MVA Hearings in Maryland
Driving under the influence is one of those cases where it is important to contact a Baltimore DUI lawyer as soon as possible. So if you get pulled over tonight, you should be contacting an attorney as soon as you get a chance, either in the early hours of the morning, or first thing in the morning if you have to.
The seriousness of those charges impacts you both in the legal proceedings in court as well as in administrative proceedings where your license can be suspended or restricted. If you refuse to take a breathalyzer, instead of having a suspension of 270 days for refusal, you can have an Intoxilyzer put in your car so you are breath tested every time you get into your vehicle.
This is where the Intoxilyzer, better known as the interlock system, can be applied. There are 5 companies recognized by the State of Maryland and each of those companies has local installation areas where you can then have it installed in your vehicle so you can still drive. For this reason, it is very important to contact an attorney as early as you can so you can prepare for both the criminal and administrative proceedings and minimize the harm.
Where are MVA Hearings Heard in Baltimore?
Motor Vehicle Administrative hearings are done through the Office of Administrative Hearings. Their main office is in Baltimore County. In Hunt Valley, on Gilroy Avenue, there is the Office of Administrative main building where a substantial number of cases are heard. It is a little bit more formal, with a little bit more volume over there than at the local MVA. There are plenty of local MVAs in the county where you certainly can have a hearing if it is available.

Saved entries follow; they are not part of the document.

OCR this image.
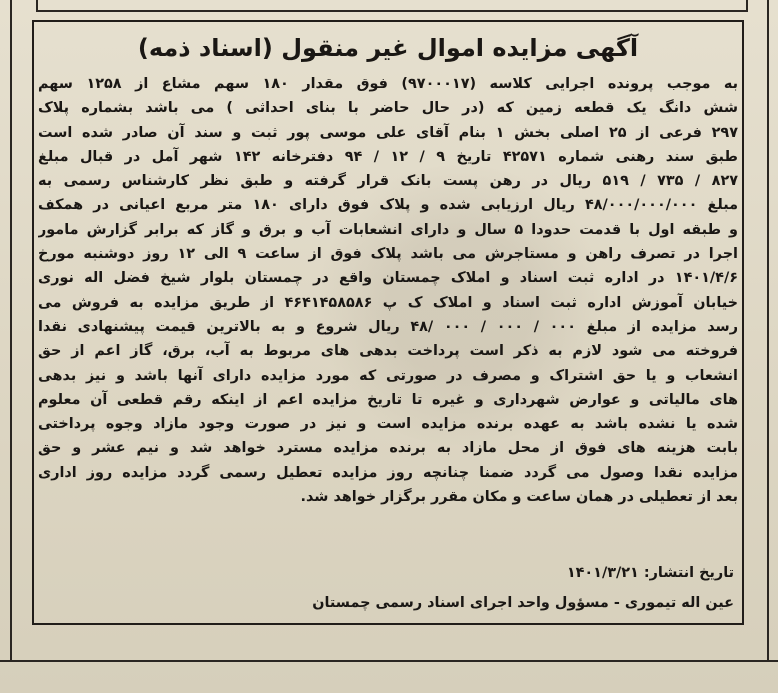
آگهی مزایده اموال غیر منقول (اسناد ذمه)
به موجب پرونده اجرایی کلاسه (۹۷۰۰۰۱۷) فوق مقدار ۱۸۰ سهم مشاع از ۱۲۵۸ سهم
شش دانگ یک قطعه زمین که (در حال حاضر با بنای احداثی ) می باشد بشماره پلاک
۲۹۷ فرعی از ۲۵ اصلی بخش ۱ بنام آقای علی موسی پور ثبت و سند آن صادر شده است
طبق سند رهنی شماره ۴۲۵۷۱ تاریخ ۹ / ۱۲ / ۹۴ دفترخانه ۱۴۲ شهر آمل در قبال مبلغ
۸۲۷ / ۷۳۵ / ۵۱۹ ریال در رهن پست بانک قرار گرفته و طبق نظر کارشناس رسمی به
مبلغ ۴۸/۰۰۰/۰۰۰/۰۰۰ ریال ارزیابی شده و پلاک فوق دارای ۱۸۰ متر مربع اعیانی در همکف
و طبقه اول با قدمت حدودا ۵ سال و دارای انشعابات آب و برق و گاز که برابر گزارش مامور
اجرا در تصرف راهن و مستاجرش می باشد پلاک فوق از ساعت ۹ الی ۱۲ روز دوشنبه مورخ
۱۴۰۱/۴/۶ در اداره ثبت اسناد و املاک چمستان واقع در چمستان بلوار شیخ فضل اله نوری
خیابان آموزش اداره ثبت اسناد و املاک ک پ ۴۶۴۱۴۵۸۵۸۶ از طریق مزایده به فروش می
رسد مزایده از مبلغ ۰۰۰ / ۰۰۰ / ۰۰۰ /۴۸ ریال شروع و به بالاترین قیمت پیشنهادی نقدا
فروخته می شود لازم به ذکر است پرداخت بدهی های مربوط به آب، برق، گاز اعم از حق
انشعاب و یا حق اشتراک و مصرف در صورتی که مورد مزایده دارای آنها باشد و نیز بدهی
های مالیاتی و عوارض شهرداری و غیره تا تاریخ مزایده اعم از اینکه رقم قطعی آن معلوم
شده یا نشده باشد به عهده برنده مزایده است و نیز در صورت وجود مازاد وجوه پرداختی
بابت هزینه های فوق از محل مازاد به برنده مزایده مسترد خواهد شد و نیم عشر و حق
مزایده نقدا وصول می گردد ضمنا چنانچه روز مزایده تعطیل رسمی گردد مزایده روز اداری
بعد از تعطیلی در همان ساعت و مکان مقرر برگزار خواهد شد.
تاریخ انتشار: ۱۴۰۱/۳/۲۱
عین اله تیموری - مسؤول واحد اجرای اسناد رسمی چمستان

Outside of Baltimore, you will typically see MVA hearings conducted at Gaithersburg MVA, Glen Burnie MVA, or the Waldorf MVA. They usually occur at day hubs where they have an two or sometimes three rooms that are available and you have a hearing with the administrative judge present.
At the MVA it looks very informal. That’s not to say that Administrative hearings aren’t formal, but they are a little bit more relaxed than you find at the courthouse. But when your license to drive, your privilege to drive is on the line and you can get a little bit more of the setting that is more indicative of a courtroom setting, you want to take that. You want everyone to take it seriously.